I was driving by and just happened to notice. Traffic was light, and I
quickly took in the scene.
The girl, perhaps three or four, was just beaming; her whole face shown
with happiness. Mom, carrying a load of
clothes, wore a meek and gentle smile. But it revealed stress lines. They were
headed to mom’s car, a Honda Civic that had seen better days.
The tableau touched me deeply, for I could see a possible story there.
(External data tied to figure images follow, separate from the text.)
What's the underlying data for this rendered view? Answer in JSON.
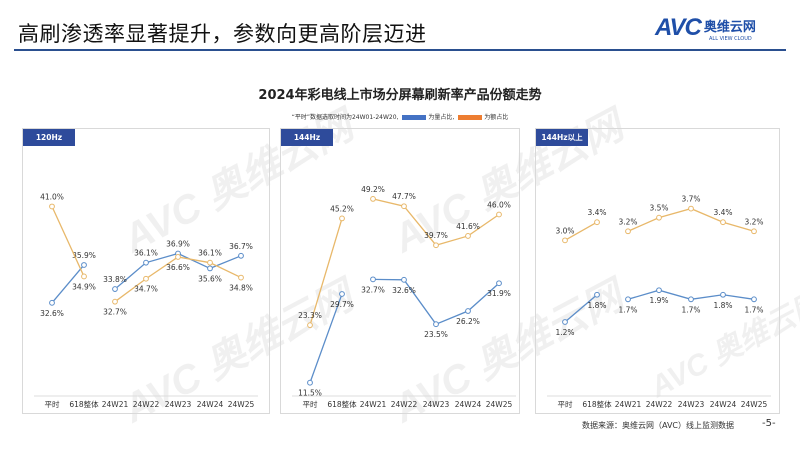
{
  "header": {
    "title": "高刷渗透率显著提升，参数向更高阶层迈进",
    "logo": {
      "mark": "AVC",
      "cn": "奥维云网",
      "en": "ALL VIEW CLOUD"
    }
  },
  "watermark": "AVC 奥维云网",
  "footer": {
    "source": "数据来源：奥维云网（AVC）线上监测数据",
    "page": "-5-"
  },
  "colors": {
    "volume": "#5b8dc9",
    "value": "#e8b86a",
    "tag": "#2e4b9b",
    "legend_blue": "#4472c4",
    "legend_orange": "#ed7d31"
  },
  "chart_data": {
    "type": "line",
    "title": "2024年彩电线上市场分屏幕刷新率产品份额走势",
    "legend": {
      "note": "“平时”数据选取时间为24W01-24W20,",
      "volume_label": "为量占比,",
      "value_label": "为额占比",
      "placement": "top"
    },
    "categories": [
      "平时",
      "618整体",
      "24W21",
      "24W22",
      "24W23",
      "24W24",
      "24W25"
    ],
    "panels": [
      {
        "label": "120Hz",
        "ylim": [
          25,
          42
        ],
        "series": [
          {
            "key": "volume",
            "values": [
              32.6,
              35.9,
              33.8,
              36.1,
              36.9,
              35.6,
              36.7
            ],
            "labels": [
              "32.6%",
              "35.9%",
              "33.8%",
              "36.1%",
              "36.9%",
              "35.6%",
              "36.7%"
            ]
          },
          {
            "key": "value",
            "values": [
              41.0,
              34.9,
              32.7,
              34.7,
              36.6,
              36.1,
              34.8
            ],
            "labels": [
              "41.0%",
              "34.9%",
              "32.7%",
              "34.7%",
              "36.6%",
              "36.1%",
              "34.8%"
            ]
          }
        ]
      },
      {
        "label": "144Hz",
        "ylim": [
          10,
          50
        ],
        "series": [
          {
            "key": "volume",
            "values": [
              11.5,
              29.7,
              32.7,
              32.6,
              23.5,
              26.2,
              31.9
            ],
            "labels": [
              "11.5%",
              "29.7%",
              "32.7%",
              "32.6%",
              "23.5%",
              "26.2%",
              "31.9%"
            ]
          },
          {
            "key": "value",
            "values": [
              23.3,
              45.2,
              49.2,
              47.7,
              39.7,
              41.6,
              46.0
            ],
            "labels": [
              "23.3%",
              "45.2%",
              "49.2%",
              "47.7%",
              "39.7%",
              "41.6%",
              "46.0%"
            ]
          }
        ]
      },
      {
        "label": "144Hz以上",
        "ylim": [
          -0.3,
          4.0
        ],
        "series": [
          {
            "key": "volume",
            "values": [
              1.2,
              1.8,
              1.7,
              1.9,
              1.7,
              1.8,
              1.7
            ],
            "labels": [
              "1.2%",
              "1.8%",
              "1.7%",
              "1.9%",
              "1.7%",
              "1.8%",
              "1.7%"
            ]
          },
          {
            "key": "value",
            "values": [
              3.0,
              3.4,
              3.2,
              3.5,
              3.7,
              3.4,
              3.2
            ],
            "labels": [
              "3.0%",
              "3.4%",
              "3.2%",
              "3.5%",
              "3.7%",
              "3.4%",
              "3.2%"
            ]
          }
        ]
      }
    ]
  }
}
I
imagined Mom might be a single parent. Perhaps medical bills, or needed car
repairs had meant Santa would be late this year. This was the child’s
Christmas. And I remembered a Christmas many years before when I was a single
parent, too. I had lost a good job just before school started that year. I connected,
for I had been there.
As I drove on, I prayed for mom and daughter. Whether they really were as
I had imagined seemed beside the point, because prayer never hurts. We were
well past Christmas. It was now the season of Epiphany. As I considered that, I
remember how Mary, the mother of Jesus, had “treasured” things and “pondered
them in her heart.” And now amazing things were happening. Mysterious men of
the East followed a star. Angels sang in heavenly chorus. I pictured Jesus
coming up from the baptismal water as the very heavens opened above him. The
drama was afoot.
And so it was that cold winter day: not millennial drama, just a small
scene played out on a suburban parking lot while its message nurtured an
eternal truth. We sometimes may feel abandoned, lost, with little hope. Then one
day, the truth sets us free. Epiphany is made personal.
So that’s what I prayed for the woman and her daughter. And a bright red
tricycle became more than met the eye.
(WRITER’S NOTE – This was
originally published on Jan. 7 a year ago in The Spirit, the weekly newsletter
of St. Stephen’s Episcopal Church, Richmond, Va. It seems just as timely now as
we near the close of the season of Epiphany.